## Data Impuatation

##### In real life, we often have to deal with data that contains missing values. Sometimes, if the dataset is missing too many values, we just don't use it. However, if only a few of the values are missing, we can perform data imputation to substitute the missing data with some other value(s).
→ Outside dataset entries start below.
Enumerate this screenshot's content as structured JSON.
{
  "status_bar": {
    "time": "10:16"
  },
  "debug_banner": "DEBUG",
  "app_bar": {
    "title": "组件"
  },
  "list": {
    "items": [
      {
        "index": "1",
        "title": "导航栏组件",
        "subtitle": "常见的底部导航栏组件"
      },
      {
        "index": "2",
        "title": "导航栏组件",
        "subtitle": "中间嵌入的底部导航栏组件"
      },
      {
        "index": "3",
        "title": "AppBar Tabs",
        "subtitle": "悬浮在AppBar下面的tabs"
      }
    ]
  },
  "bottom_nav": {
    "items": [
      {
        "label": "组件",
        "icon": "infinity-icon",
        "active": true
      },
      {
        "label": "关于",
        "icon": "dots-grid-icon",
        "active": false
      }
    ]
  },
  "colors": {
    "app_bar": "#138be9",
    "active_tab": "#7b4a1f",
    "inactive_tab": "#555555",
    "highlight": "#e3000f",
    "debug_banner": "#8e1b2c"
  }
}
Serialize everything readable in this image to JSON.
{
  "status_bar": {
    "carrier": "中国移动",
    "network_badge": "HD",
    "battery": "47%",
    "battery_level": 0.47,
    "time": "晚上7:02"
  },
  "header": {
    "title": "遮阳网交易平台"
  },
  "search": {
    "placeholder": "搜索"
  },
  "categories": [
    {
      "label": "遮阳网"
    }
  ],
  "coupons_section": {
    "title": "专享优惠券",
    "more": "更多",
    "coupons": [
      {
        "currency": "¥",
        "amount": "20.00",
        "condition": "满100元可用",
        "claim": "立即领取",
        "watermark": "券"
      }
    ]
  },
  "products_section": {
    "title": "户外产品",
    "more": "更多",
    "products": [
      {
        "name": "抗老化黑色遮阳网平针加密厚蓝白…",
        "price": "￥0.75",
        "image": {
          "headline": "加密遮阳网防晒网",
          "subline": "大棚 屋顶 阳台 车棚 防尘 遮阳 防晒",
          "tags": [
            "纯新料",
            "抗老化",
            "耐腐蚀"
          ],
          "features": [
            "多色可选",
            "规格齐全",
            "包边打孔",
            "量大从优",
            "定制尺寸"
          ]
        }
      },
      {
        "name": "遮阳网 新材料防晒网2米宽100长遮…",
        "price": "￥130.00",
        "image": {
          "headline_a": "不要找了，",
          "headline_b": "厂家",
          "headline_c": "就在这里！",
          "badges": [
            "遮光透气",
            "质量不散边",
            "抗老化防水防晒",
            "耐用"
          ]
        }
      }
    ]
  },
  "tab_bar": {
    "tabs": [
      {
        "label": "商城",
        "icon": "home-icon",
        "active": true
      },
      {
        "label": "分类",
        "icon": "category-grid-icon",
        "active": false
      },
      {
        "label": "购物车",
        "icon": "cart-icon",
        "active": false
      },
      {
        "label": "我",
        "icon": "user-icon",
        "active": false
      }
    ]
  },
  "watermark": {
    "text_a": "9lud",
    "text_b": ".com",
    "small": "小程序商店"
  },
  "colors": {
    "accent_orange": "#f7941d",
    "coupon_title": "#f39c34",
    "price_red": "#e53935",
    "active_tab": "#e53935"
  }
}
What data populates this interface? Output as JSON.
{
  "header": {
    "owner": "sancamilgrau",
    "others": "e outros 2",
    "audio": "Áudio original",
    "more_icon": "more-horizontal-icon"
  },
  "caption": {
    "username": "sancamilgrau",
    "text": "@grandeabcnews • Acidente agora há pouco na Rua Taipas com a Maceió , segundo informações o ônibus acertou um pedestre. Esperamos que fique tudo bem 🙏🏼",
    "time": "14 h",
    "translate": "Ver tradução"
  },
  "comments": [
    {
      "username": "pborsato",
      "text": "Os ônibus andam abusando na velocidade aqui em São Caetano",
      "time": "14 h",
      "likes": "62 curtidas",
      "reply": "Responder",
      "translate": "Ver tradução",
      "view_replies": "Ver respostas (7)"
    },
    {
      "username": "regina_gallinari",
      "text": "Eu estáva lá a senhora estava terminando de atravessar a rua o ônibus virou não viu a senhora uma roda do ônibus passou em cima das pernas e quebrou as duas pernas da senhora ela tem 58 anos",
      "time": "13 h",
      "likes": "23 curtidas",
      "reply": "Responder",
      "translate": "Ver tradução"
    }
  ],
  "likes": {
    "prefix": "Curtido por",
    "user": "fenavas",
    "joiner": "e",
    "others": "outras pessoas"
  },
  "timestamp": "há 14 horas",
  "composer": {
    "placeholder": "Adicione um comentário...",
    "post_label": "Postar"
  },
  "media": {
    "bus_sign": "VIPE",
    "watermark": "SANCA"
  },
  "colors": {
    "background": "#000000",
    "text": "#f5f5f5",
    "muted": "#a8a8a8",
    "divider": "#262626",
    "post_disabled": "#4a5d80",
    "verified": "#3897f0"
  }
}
There are many different methods for data imputation. In scikit-learn, the SimpleImputer transformer performs four different data imputation methods.

### The four methods are:
1. Using the mean value
2. Using the median value
3. Using the most frequent value
4. Filling in missing values with a constant

The code below shows how to perform data imputation using mean values from each column

In [2]:
import numpy as np

In [3]:
from sklearn.impute import SimpleImputer

In [4]:
imp_mean=SimpleImputer()

In [9]:
arr=np.array([[ 1.,  2., np.nan,  2.],
       [ 5., np.nan,  1.,  2.],
       [ 4., np.nan,  3., np.nan],
       [ 5.,  6.,  8.,  1.],
       [np.nan,  7., np.nan,  0.]])

In [11]:
transform=imp_mean.fit_transform(arr)

In [12]:
transform

array([[1.  , 2.  , 4.  , 2.  ],
       [5.  , 5.  , 1.  , 2.  ],
       [4.  , 5.  , 3.  , 1.25],
       [5.  , 6.  , 8.  , 1.  ],
       [3.75, 7.  , 4.  , 0.  ]])


#### The default imputation method for SimpleImputer is using the **column means**. By using the **strategy** keyword argument when initializing a **SimpleImputer object**, we can specify a different imputation method.

In [13]:
arr=np.array([[ 1.,  2., np.nan,  2.],
       [ 5., np.nan,  1.,  2.],
       [ 4., np.nan,  3., np.nan],
       [ 5.,  6.,  8.,  1.],
       [np.nan,  7., np.nan,  0.]])

In [15]:
imp_median=SimpleImputer(strategy="median")

In [16]:
imp_median.fit_transform(arr)

array([[1. , 2. , 3. , 2. ],
       [5. , 6. , 1. , 2. ],
       [4. , 6. , 3. , 1.5],
       [5. , 6. , 8. , 1. ],
       [4.5, 7. , 3. , 0. ]])

In [17]:
from sklearn.impute import SimpleImputer

In [18]:
imp_constant=SimpleImputer(strategy='constant',fill_value=-1)

In [19]:
imp_constant.fit_transform(arr)

array([[ 1.,  2., -1.,  2.],
       [ 5., -1.,  1.,  2.],
       [ 4., -1.,  3., -1.],
       [ 5.,  6.,  8.,  1.],
       [-1.,  7., -1.,  0.]])